Thursday, October 27, 2005
The IRS announced today (IR-2005-129) that it has launched a tax shelter settlement initiative:
IRS officials today announced a broad-based, limited-in-time opportunity for taxpayers to come forward and settle an array of transactions the IRS considers abusive. Taxpayers who undertook these deals will have until January 23, 2006 to submit their settlement papers to the IRS. The initiative, described in Announcement 2005-80, identifies 21 transactions eligible for the program. Consisting of both listed and non-listed transactions, they include a wide cluster of schemes involving funds used for employee benefits, charitable remainder trusts, offsetting foreign currency option contracts, debt straddles, lease strips and certain abusive conservation easements. All eligible transactions carry the same settlement terms except the applicable penalty level. Further details on the 21 covered transactions are available in FS-2005-17....
Under the settlement terms, participants, both individuals and companies, will be required to pay 100% of the taxes owed, interest and, depending on the transaction, either a quarter or a half of the penalty the IRS will otherwise seek. There is penalty relief for transactions disclosed to the IRS or where the taxpayer got a tax opinion from an independent tax advisor.

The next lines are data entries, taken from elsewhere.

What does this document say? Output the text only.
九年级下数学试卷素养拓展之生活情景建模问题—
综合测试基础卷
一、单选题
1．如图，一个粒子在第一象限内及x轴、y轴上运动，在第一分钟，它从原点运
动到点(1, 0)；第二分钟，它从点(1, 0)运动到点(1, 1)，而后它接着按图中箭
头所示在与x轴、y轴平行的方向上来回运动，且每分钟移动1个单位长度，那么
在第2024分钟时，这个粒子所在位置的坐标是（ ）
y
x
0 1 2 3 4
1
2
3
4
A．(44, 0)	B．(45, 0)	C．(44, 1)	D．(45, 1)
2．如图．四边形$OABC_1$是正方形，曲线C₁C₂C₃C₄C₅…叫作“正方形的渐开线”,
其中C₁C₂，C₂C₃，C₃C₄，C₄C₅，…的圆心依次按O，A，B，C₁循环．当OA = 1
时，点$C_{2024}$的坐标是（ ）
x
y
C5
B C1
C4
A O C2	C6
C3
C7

Transaction costs paid by the taxpayer to do the deal, including professional and promoter fees, will be allowed.
This program follows the fundamental terms of prior settlement initiatives including Son of Boss transactions and schemes involving transfers by executives of stock options to family controlled entities.
This initiative reflects the outcome of a 30-month strategy to restore enforcement and deter abusive tax shelter deals. Intensified civil and criminal promoter investigations, targeted summons enforcement actions and litigation and a more robust oversight program of tax professionals have all played a key role in the effort to combat these transactions.